Robust Predictive Performance of MLPAS and CCMLP for Clinical Outcome and Risk Stratification in Patients with Colorectal Cancer.

Abstract

Background: There is no recognized biomarker is recommended to monitor or predict the prognosis of colorectal cancer (CRC) patients with negative detection of carcinoembryonic antigen (CEA) or carbohydrate antigen 19-9 (CA19-9) and to classify high recurrence-risk cases.

Methods: Discovery and two-stage validation cohorts, which included 2111 radically resected patients with stage II-III CRC, were enrolled in this study. We detected preoperative peripheral monocyte, platelet, albumin (Alb), pre-albumin (pAlb), CEA, and CA19-9 and investigated the prognostic and risk-stratified roles of twelve new inflammatory biomarkers in the three cohorts.

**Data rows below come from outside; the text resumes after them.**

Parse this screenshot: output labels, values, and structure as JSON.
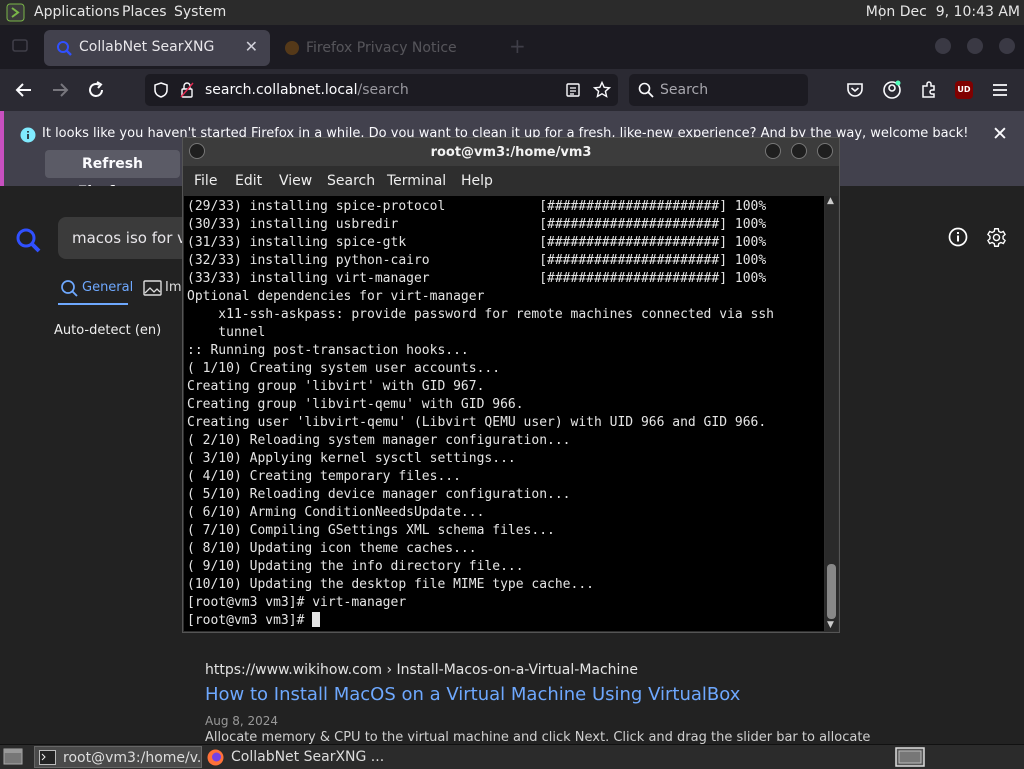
{
  "top_panel": {
    "menus": [
      "Applications",
      "Places",
      "System"
    ],
    "clock": "Mon Dec  9, 10:43 AM"
  },
  "firefox": {
    "tabs": [
      {
        "label": "CollabNet SearXNG",
        "active": true
      },
      {
        "label": "Firefox Privacy Notice",
        "active": false
      }
    ],
    "url": "search.collabnet.local/search",
    "url_host": "search.collabnet.local",
    "url_path": "/search",
    "search_placeholder": "Search",
    "notice_text": "It looks like you haven't started Firefox in a while. Do you want to clean it up for a fresh, like-new experience? And by the way, welcome back!",
    "refresh_label": "Refresh Firefox…",
    "addon_badge": "UD"
  },
  "searxng": {
    "query": "macos iso for vi",
    "categories": [
      "General",
      "Ima"
    ],
    "language": "Auto-detect (en)",
    "result": {
      "site": "https://www.wikihow.com",
      "crumb": "› Install-Macos-on-a-Virtual-Machine",
      "title": "How to Install MacOS on a Virtual Machine Using VirtualBox",
      "date": "Aug 8, 2024",
      "snippet": "Allocate memory & CPU to the virtual machine and click Next. Click and drag the slider bar to allocate"
    }
  },
  "terminal": {
    "title": "root@vm3:/home/vm3",
    "menu": [
      "File",
      "Edit",
      "View",
      "Search",
      "Terminal",
      "Help"
    ],
    "lines": [
      "(29/33) installing spice-protocol            [######################] 100%",
      "(30/33) installing usbredir                  [######################] 100%",
      "(31/33) installing spice-gtk                 [######################] 100%",
      "(32/33) installing python-cairo              [######################] 100%",
      "(33/33) installing virt-manager              [######################] 100%",
      "Optional dependencies for virt-manager",
      "    x11-ssh-askpass: provide password for remote machines connected via ssh",
      "    tunnel",
      ":: Running post-transaction hooks...",
      "( 1/10) Creating system user accounts...",
      "Creating group 'libvirt' with GID 967.",
      "Creating group 'libvirt-qemu' with GID 966.",
      "Creating user 'libvirt-qemu' (Libvirt QEMU user) with UID 966 and GID 966.",
      "( 2/10) Reloading system manager configuration...",
      "( 3/10) Applying kernel sysctl settings...",
      "( 4/10) Creating temporary files...",
      "( 5/10) Reloading device manager configuration...",
      "( 6/10) Arming ConditionNeedsUpdate...",
      "( 7/10) Compiling GSettings XML schema files...",
      "( 8/10) Updating icon theme caches...",
      "( 9/10) Updating the info directory file...",
      "(10/10) Updating the desktop file MIME type cache...",
      "[root@vm3 vm3]# virt-manager",
      "[root@vm3 vm3]# "
    ]
  },
  "taskbar": {
    "items": [
      {
        "label": "root@vm3:/home/v..."
      },
      {
        "label": "CollabNet SearXNG ..."
      }
    ]
  }
}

Results: In our study, monocyte-to-pAlb ratio (MPAR), monocyte-to-lymphocyte -to-Alb ratio (MLAR), monocyte-to-lymphocyte-to-pAlb ratio (MLPAR), monocyte- to-pAlb score (MPAS), lymphocyte-to-monocyte-Alb score (MLAS), lymphocyte-to monocyte-pAlb score (MLPAS), and platelet-to-lymphocyte-Alb score (PLAS) were significantly associated with both RFS and OS in three cohorts. MLPAS showed the best performance in predicting RFS and OS, and it was related to right-tumor location and significant cancer burden (≥5cm) in the overall population. Moreover, MLPAS is a robust prognostic biomarker in subgroups stratified by CEA or CA19-9. Patients with scores zero and two of the CEA-CA19-9-MLPAS score (CCMLP) showed the lowest and highest recurrence and death rates, respectively, and significant survival differences were observed between them.

Conclusion: MLPAS is an optimal, independent, and robust prognostic biomarker in the stage II-III CRC population, especially with negative CEA or CA19-9. The CCMLP could effectively classify high recurrence-risk patients who require more focus, monitoring, and treatment for the clinic.